WASHINGTON—Wall Street banks and their employees have been leaning left in recent years, increasing the proportion of cash allocated to Democrats.

Some of that has been prompted by the industry’s bid to rebuild the bipartisan support it enjoyed before the 2009 financial crisis, which turned many Democrats against the industry. Here is the breakdown for the 2020 election cycle, based on data compiled by the Center for Responsive Politics.

Biden Versus Trump

Democratic presidential nominee Joe Biden has dramatically outpaced President Donald Trump in total fundraising during the final months of the campaign ahead of the Nov. 3 election; that's also true when it comes to winning cash from the banking industry.

Biden’s campaign and other fundraising vehicles supporting his campaign have pulled in roughly $3 million from commercial banks, compared with just over $1.4 million for Trump, CRP data shows.

By comparison, in 2012, the first presidential election following the 2009 financial crisis, Republican candidate Mitt Romney pulled in nearly $5.5 million from commercial banks and their workers, compared with President Barack Obama’s nearly $2 million.

Wall Street banks and their workers were the top five contributors to Romney, while no financial firms were among Obama’s top contributors, according to the CRP data.

Congressional Money

In the 2020 election cycle, campaign contributions from commercial banks and their workers to Republicans and Democrats running in congressional races are split nearly evenly, at $14 million and $13.6 million, respectively.

That's a significant shift from four years ago, when Republicans pulled in $18.9 million from the industry, nearly twice as much as Democrats.

It was even more tilted in 2012, when Democrats won just 29 percent of the bank donations pot.

Of the top 20 recipients of bank and bank-worker donations this cycle, including presidential candidates, sitting and aspiring lawmakers, 10 are Democrats or left-leaning independents, compared with six Democrats in 2012.

Who Is Getting the Money?

Stripping out Trump and Biden, the next top recipient on that list is anti-Wall Street progressive and former presidential candidate Sen. Bernie Sanders, with $831,096.

While at first blush that seems counter-intuitive, Sanders, an independent who lost to Biden in the Democratic presidential race, tops contributions from many industries, due to his grassroots following among millions of Americans, including those who work at banks.

Focusing only on funds dished out by banks’ dedicated political arms, the picture changes.

Rep.

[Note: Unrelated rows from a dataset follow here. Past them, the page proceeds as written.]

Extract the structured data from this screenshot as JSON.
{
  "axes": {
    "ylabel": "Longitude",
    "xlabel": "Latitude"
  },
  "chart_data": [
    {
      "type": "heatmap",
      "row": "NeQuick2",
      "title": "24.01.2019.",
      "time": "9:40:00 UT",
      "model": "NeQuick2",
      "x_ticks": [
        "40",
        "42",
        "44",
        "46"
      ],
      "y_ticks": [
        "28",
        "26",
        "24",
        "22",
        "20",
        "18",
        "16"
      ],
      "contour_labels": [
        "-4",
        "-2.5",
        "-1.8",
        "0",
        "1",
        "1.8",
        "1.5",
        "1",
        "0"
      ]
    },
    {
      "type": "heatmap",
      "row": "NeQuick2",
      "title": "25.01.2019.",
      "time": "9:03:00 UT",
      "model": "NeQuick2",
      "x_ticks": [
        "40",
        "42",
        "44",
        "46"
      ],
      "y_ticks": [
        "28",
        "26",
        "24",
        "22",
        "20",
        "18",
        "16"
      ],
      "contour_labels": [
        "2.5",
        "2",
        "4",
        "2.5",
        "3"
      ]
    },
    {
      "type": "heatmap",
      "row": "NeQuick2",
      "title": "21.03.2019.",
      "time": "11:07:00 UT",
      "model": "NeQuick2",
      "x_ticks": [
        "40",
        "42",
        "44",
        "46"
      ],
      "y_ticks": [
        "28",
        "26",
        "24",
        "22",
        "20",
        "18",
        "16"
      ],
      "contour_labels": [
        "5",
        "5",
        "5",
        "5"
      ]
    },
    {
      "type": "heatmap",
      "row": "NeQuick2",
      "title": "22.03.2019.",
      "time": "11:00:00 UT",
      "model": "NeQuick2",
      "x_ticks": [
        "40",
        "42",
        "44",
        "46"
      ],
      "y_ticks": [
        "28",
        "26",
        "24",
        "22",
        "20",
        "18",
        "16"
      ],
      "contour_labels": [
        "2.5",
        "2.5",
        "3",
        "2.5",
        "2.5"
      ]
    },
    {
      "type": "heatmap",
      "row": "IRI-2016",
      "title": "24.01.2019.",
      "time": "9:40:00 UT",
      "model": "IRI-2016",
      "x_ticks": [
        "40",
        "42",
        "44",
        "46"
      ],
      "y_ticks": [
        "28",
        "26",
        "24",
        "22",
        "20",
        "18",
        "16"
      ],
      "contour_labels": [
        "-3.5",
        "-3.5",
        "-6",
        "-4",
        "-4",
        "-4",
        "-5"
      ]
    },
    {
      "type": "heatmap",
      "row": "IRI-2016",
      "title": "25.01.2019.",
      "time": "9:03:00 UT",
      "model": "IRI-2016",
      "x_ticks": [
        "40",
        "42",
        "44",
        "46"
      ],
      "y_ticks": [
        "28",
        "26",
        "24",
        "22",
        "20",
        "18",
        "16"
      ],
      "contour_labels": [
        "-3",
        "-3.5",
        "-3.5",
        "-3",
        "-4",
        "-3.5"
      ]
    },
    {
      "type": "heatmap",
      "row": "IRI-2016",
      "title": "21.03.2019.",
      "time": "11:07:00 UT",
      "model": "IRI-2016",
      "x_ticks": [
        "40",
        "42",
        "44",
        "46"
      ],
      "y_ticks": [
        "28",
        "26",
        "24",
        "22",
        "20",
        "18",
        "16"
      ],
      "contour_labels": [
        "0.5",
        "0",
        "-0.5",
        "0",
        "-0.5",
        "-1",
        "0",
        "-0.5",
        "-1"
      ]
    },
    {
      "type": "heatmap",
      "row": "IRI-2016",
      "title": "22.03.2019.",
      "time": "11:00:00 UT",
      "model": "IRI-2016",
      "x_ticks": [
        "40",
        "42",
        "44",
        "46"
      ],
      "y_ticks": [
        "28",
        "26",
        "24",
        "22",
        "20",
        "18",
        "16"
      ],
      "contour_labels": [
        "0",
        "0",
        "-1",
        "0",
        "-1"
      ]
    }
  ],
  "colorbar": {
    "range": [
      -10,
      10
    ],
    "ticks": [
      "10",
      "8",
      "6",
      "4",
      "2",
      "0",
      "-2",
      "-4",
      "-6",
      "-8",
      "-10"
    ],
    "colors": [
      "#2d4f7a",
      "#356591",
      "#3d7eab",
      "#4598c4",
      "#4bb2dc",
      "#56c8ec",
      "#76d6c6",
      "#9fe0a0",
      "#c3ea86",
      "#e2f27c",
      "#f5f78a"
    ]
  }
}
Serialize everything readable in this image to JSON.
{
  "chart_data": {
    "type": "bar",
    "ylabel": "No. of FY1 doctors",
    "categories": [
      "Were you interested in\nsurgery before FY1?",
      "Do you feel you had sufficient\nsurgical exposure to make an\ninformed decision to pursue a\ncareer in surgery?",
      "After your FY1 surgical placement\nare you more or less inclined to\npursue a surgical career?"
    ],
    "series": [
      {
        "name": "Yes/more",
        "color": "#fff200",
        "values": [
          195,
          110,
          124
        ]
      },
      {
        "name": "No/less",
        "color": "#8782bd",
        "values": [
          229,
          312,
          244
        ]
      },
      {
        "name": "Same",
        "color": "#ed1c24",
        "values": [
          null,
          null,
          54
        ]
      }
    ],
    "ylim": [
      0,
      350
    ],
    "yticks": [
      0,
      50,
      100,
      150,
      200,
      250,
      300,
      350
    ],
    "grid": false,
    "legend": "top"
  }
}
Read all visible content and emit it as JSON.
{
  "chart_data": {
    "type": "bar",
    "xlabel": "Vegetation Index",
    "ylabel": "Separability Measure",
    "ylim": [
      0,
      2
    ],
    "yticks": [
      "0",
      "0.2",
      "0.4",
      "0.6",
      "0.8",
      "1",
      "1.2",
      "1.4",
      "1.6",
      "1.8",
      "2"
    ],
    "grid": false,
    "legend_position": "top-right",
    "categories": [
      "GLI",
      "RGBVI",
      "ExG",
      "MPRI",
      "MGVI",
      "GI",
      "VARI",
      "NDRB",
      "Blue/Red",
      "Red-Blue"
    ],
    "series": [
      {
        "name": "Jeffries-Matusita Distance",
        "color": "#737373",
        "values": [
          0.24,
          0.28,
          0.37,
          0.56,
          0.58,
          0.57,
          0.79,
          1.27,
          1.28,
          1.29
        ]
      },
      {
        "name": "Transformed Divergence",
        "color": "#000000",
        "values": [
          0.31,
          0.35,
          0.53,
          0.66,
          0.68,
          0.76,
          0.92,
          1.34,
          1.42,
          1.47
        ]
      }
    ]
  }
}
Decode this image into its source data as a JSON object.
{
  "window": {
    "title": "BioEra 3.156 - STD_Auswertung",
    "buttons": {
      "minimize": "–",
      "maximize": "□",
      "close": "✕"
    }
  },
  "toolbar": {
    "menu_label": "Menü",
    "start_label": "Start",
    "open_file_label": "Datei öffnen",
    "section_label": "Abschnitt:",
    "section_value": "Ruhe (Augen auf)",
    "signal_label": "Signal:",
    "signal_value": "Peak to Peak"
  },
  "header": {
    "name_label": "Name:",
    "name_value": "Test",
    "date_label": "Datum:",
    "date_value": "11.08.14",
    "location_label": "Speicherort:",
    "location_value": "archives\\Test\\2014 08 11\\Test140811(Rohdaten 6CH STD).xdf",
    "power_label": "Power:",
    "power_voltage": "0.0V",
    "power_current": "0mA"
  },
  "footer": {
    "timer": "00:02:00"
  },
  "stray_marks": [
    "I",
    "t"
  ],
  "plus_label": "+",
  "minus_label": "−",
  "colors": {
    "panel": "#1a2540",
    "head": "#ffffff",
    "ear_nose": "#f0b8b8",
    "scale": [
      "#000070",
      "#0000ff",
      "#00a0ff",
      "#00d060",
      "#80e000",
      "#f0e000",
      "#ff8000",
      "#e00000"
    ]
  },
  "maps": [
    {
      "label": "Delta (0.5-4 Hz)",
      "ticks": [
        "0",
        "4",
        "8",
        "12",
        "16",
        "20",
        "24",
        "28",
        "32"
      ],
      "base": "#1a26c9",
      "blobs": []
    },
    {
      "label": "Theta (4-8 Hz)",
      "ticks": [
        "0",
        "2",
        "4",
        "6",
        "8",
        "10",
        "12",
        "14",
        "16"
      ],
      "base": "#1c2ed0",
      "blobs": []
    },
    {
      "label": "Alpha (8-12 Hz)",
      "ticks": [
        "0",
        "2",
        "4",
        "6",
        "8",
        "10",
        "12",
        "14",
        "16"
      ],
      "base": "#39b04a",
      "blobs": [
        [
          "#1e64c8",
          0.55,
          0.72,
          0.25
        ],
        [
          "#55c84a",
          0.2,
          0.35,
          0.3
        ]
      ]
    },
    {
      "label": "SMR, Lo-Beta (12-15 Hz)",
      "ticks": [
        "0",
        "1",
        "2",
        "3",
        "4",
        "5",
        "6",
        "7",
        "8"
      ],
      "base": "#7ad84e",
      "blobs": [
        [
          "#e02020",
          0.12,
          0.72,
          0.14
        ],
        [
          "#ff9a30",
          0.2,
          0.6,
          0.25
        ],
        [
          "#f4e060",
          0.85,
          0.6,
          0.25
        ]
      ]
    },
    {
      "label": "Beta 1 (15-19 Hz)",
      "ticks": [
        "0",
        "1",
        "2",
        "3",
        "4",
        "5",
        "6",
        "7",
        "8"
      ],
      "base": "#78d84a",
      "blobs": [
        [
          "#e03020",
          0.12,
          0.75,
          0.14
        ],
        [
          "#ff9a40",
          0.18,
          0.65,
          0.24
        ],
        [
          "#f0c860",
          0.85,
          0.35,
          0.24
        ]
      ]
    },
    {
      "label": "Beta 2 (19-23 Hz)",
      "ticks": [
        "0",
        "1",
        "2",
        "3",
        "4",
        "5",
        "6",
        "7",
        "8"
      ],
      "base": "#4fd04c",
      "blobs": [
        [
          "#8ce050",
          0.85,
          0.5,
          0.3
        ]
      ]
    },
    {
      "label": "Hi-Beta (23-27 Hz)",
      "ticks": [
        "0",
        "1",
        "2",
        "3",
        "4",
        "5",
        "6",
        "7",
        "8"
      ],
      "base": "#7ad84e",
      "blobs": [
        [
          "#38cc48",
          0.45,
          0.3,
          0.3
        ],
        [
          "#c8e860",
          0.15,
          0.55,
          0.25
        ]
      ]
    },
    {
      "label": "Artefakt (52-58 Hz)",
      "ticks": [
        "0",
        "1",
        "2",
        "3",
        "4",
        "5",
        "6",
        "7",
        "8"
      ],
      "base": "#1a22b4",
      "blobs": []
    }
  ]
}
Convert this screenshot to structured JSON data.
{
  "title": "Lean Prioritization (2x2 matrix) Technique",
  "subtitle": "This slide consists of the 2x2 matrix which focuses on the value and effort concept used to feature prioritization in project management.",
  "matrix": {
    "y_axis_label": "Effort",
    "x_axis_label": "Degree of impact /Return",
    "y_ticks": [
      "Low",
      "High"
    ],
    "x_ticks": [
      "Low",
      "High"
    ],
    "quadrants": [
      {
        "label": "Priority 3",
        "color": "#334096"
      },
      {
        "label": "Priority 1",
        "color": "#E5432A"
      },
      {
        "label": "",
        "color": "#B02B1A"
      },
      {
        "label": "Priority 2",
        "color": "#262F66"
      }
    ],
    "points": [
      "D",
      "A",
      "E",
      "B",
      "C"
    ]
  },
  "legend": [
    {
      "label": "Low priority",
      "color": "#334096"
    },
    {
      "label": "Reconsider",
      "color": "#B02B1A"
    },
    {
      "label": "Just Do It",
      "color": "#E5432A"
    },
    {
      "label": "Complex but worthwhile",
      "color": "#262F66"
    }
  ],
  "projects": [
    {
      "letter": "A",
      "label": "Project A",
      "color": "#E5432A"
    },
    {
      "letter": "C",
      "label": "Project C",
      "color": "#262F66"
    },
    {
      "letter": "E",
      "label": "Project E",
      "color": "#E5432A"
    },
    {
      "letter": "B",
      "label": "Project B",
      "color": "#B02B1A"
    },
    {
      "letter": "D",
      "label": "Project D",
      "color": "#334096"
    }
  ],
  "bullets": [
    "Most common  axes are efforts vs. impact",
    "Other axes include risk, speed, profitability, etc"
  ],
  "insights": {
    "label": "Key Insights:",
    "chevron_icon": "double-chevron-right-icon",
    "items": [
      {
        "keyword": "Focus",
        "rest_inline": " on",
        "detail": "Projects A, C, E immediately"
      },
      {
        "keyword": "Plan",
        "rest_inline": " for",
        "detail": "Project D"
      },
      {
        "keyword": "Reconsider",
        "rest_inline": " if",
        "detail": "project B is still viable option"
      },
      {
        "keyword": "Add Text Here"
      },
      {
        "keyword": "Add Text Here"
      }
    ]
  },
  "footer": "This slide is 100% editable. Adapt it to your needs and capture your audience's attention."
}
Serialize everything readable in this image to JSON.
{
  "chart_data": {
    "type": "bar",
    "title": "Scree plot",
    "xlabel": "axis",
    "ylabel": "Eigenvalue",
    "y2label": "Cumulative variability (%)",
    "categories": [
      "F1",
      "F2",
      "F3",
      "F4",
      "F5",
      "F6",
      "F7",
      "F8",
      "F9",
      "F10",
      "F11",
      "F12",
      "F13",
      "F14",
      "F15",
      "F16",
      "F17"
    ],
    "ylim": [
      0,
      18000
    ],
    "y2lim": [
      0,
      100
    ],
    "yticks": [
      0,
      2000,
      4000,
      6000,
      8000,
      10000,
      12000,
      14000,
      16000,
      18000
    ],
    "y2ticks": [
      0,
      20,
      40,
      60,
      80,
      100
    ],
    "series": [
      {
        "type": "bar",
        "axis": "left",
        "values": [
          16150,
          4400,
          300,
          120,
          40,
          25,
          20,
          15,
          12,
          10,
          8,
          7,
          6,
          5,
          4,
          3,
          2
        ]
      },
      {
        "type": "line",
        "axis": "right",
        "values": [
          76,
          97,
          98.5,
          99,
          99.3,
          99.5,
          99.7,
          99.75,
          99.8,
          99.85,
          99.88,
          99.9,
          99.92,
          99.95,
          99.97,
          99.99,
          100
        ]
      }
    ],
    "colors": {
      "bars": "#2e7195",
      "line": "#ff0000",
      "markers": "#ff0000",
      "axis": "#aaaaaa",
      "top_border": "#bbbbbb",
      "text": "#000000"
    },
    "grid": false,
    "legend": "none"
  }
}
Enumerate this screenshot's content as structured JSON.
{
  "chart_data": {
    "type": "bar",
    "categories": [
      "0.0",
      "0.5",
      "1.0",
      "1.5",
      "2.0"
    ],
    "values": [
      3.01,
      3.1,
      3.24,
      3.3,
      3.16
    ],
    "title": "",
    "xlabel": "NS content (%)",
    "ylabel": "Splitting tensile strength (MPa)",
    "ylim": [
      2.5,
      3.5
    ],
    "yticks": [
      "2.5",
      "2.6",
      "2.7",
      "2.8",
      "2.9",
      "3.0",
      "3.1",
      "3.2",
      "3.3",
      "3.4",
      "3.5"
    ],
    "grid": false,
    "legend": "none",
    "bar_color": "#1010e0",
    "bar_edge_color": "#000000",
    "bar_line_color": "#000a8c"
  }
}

Blaine Luetkemeyer of Missouri, one of the senior Republicans on the House Financial Services Committee, which is key for the banking industry, tops the list, with a $226,000 haul. Next is Rep. Patrick McHenry of North Carolina, the top Republican on that panel, with $185,500 in cash from bank political committees.

That suggests many bank employees favor progressive lawmakers more than the industry’s leadership.

The top 20 recipients of bank political funds comprise 14 Republicans and six Democrats. Rep. Gregory Meeks of New York, a senior member of the House banking panel, received the most among Democrats, with $140,000.

Nearly all the top 20 recipients for this cycle sit on a panel with jurisdiction over the industry.

Who Are Banks Backing?

Beyond campaign donations, the banking industry is playing a more direct role in this year’s presidential election cycle, with the industry’s top trade group, the American Bankers Association, running ads backing 14 congressional candidates.

Some of those include Republican industry allies like Sen. Thom Tillis of North Carolina and Rep. French Hill of Arkansas, a former banker. The group, seeking to build bipartisan ties, is also running ads for a handful of moderate Democrats, like Rep. Josh Gottheimer of New Jersey and Sen. Chris Coons of Delaware.

The ABA also weighed in on some of the tightest races in the country, running ads backing Republican Sens. Susan Collins of Maine and Cory Gardner of Colorado, who, along with Tillis, are top Democratic targets.